The first Sunday in January saw us on the moor: not walking but taking my sister and her husband on a quick tour by Land Rover along icy roads. Not quite as bad as Christmas Day afternoon, when we drove to Hound Tor past Jay’s Grave and wondered if we would get back in time to pull the crackers, but still interesting.

Permanent four wheel drive is great, until you lose it. Then, as we found a few days later, more than a ton of metal takes some stopping.

Widecombe-in-the-Moor was all but empty of visitors. The National Trust shop, in what was once the Church House, offered a temporary respite from a bitter east wind, but we had come to see the “Cathedral of the Moor” and morning service in St Pancras was not quite finished. We loitered in the cold churchyard.

It was well worth the wait. We not only got to see one of the finest churches in our part of Devon (even though Pevsner wasn’t much enthused about it) but we were met as we went in with coffee and shortbread; and the suggestion that next month we arrive earlier to help with the singing!

A cold churchyard but a very warm welcome.

A moral profession

One (among a number) of the things you are not taught at Law School is the importance of morality in the practice of law.

Instead this is something that most lawyers learn later: whether during the training contract, or in legal practice. And some lawyers learn it better than others.  I have posted before, in Professional Unease, about what Bill Knight called the moral dilemma that most of us face at some stage or other in our professional careers, ‘when your client wants to do something which is legal, but which in your view is highly questionable’, and in the doing of it will be looking to you for help and advice.

Earlier in the week in the ft.com/managementblog, Stefan Stern posted about passing the parent test, referring to the remark by Stephen Hester, chief executive of Royal Bank of Scotland, to the Treasury Select Committee: “If you asked my mother and father about my pay they would say it is too high.” Stern went on (and this is what caught my eye),

We should always be ready to explain to close family members what it is we do at work, and why.

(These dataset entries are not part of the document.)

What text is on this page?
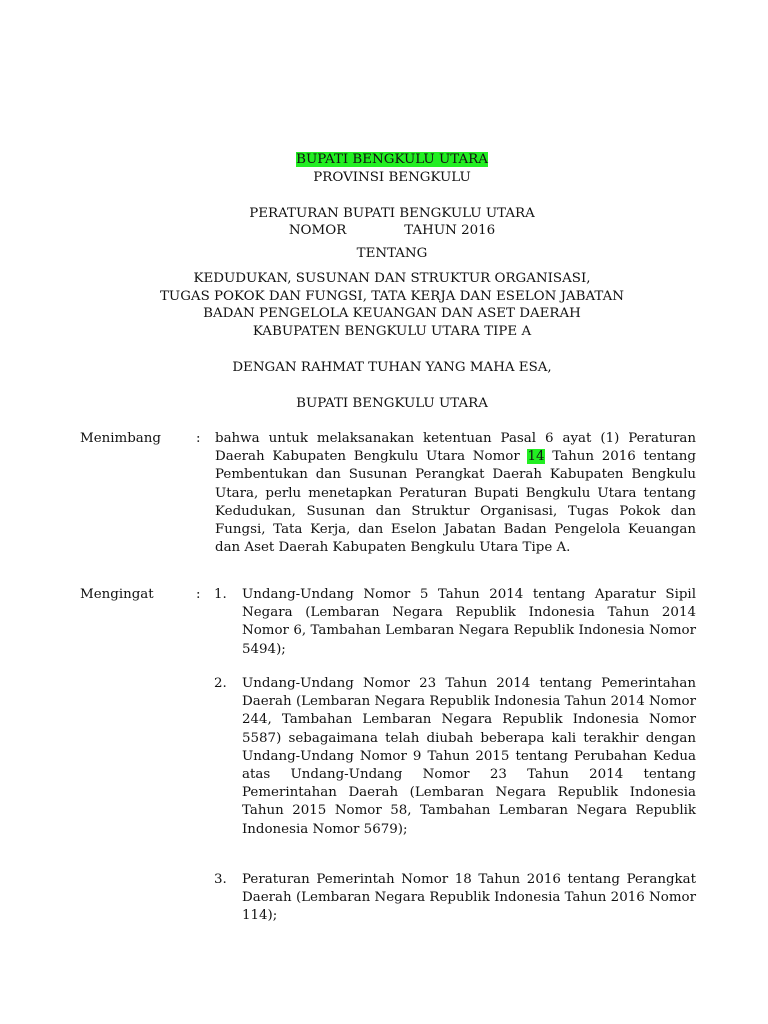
BUPATI BENGKULU UTARA
PROVINSI BENGKULU
PERATURAN BUPATI BENGKULU UTARA
NOMOR	TAHUN 2016
TENTANG
KEDUDUKAN, SUSUNAN DAN STRUKTUR ORGANISASI,
TUGAS POKOK DAN FUNGSI, TATA KERJA DAN ESELON JABATAN
BADAN PENGELOLA KEUANGAN DAN ASET DAERAH
KABUPATEN BENGKULU UTARA TIPE A
DENGAN RAHMAT TUHAN YANG MAHA ESA,
BUPATI BENGKULU UTARA
Menimbang	: bahwa untuk melaksanakan ketentuan Pasal 6 ayat (1) Peraturan Daerah Kabupaten Bengkulu Utara Nomor 14 Tahun 2016 tentang Pembentukan dan Susunan Perangkat Daerah Kabupaten Bengkulu Utara, perlu menetapkan Peraturan Bupati Bengkulu Utara tentang Kedudukan, Susunan dan Struktur Organisasi, Tugas Pokok dan Fungsi, Tata Kerja, dan Eselon Jabatan Badan Pengelola Keuangan dan Aset Daerah Kabupaten Bengkulu Utara Tipe A.

Mengingat	: 1. Undang-Undang Nomor 5 Tahun 2014 tentang Aparatur Sipil Negara (Lembaran Negara Republik Indonesia Tahun 2014 Nomor 6, Tambahan Lembaran Negara Republik Indonesia Nomor 5494);

2. Undang-Undang Nomor 23 Tahun 2014 tentang Pemerintahan Daerah (Lembaran Negara Republik Indonesia Tahun 2014 Nomor 244, Tambahan Lembaran Negara Republik Indonesia Nomor 5587) sebagaimana telah diubah beberapa kali terakhir dengan Undang-Undang Nomor 9 Tahun 2015 tentang Perubahan Kedua atas Undang-Undang Nomor 23 Tahun 2014 tentang Pemerintahan Daerah (Lembaran Negara Republik Indonesia Tahun 2015 Nomor 58, Tambahan Lembaran Negara Republik Indonesia Nomor 5679);

3. Peraturan Pemerintah Nomor 18 Tahun 2016 tentang Perangkat Daerah (Lembaran Negara Republik Indonesia Tahun 2016 Nomor 114);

The FT columnist John Kay prefers this sort of practical morality to any sort of imposed code of behaviour. If you would be embarrassed telling friends or family about aspects your job, the chances are you should not be doing it, he has said.

This is the practical morality that Bill Knight was writing about.

The danger is failing to look beyond our formal Code of  Conduct; assuming that if our actions do not infringe the Code, they must be acceptable.  This ignores the possibility that certain behaviour may not be professional misconduct but may be professionally unethical. Having said that, the purpose behind Rule 1, as set out in the general guidance, was to ‘define the values which should shape your professional character and be displayed in your professional behaviour’: perhaps the intent behind Rule 1, and I was a member of the Committee that drafted it, has not translated into action as we had hoped. Finally, a formal Code is no guarantee either that lawyers will recognise moral dilemmas, or, having done so, will act ethically.

Should I just buy bigger glasses?

I sometimes wonder about the world our politicians and their advisers live in (although as reports of this alternative universe (nearly) always come to me through the media, perhaps a pinch of salt is a necessary accompaniment). I was much taken by this morning’s report (no online link available) G&T at home? Mine’s a double by Kate Devlin in the Telegraph (a quick read of the Telegraph is the alternative to listening to Today on Radio 4, if you like a little irritation to kick-start your day).

Apparently, according  to a study conducted for the Government’s Know Your Limits campaign, when pouring drinks at home, we get the measures wrong (i.e. we get carried away and end up drinking much more than we mean to).

What I most liked was the idea that if only we had this pointed out to us, we would start pouring the ‘correct’ amount. What’s the betting that we will soon be able to get optics on the NHS?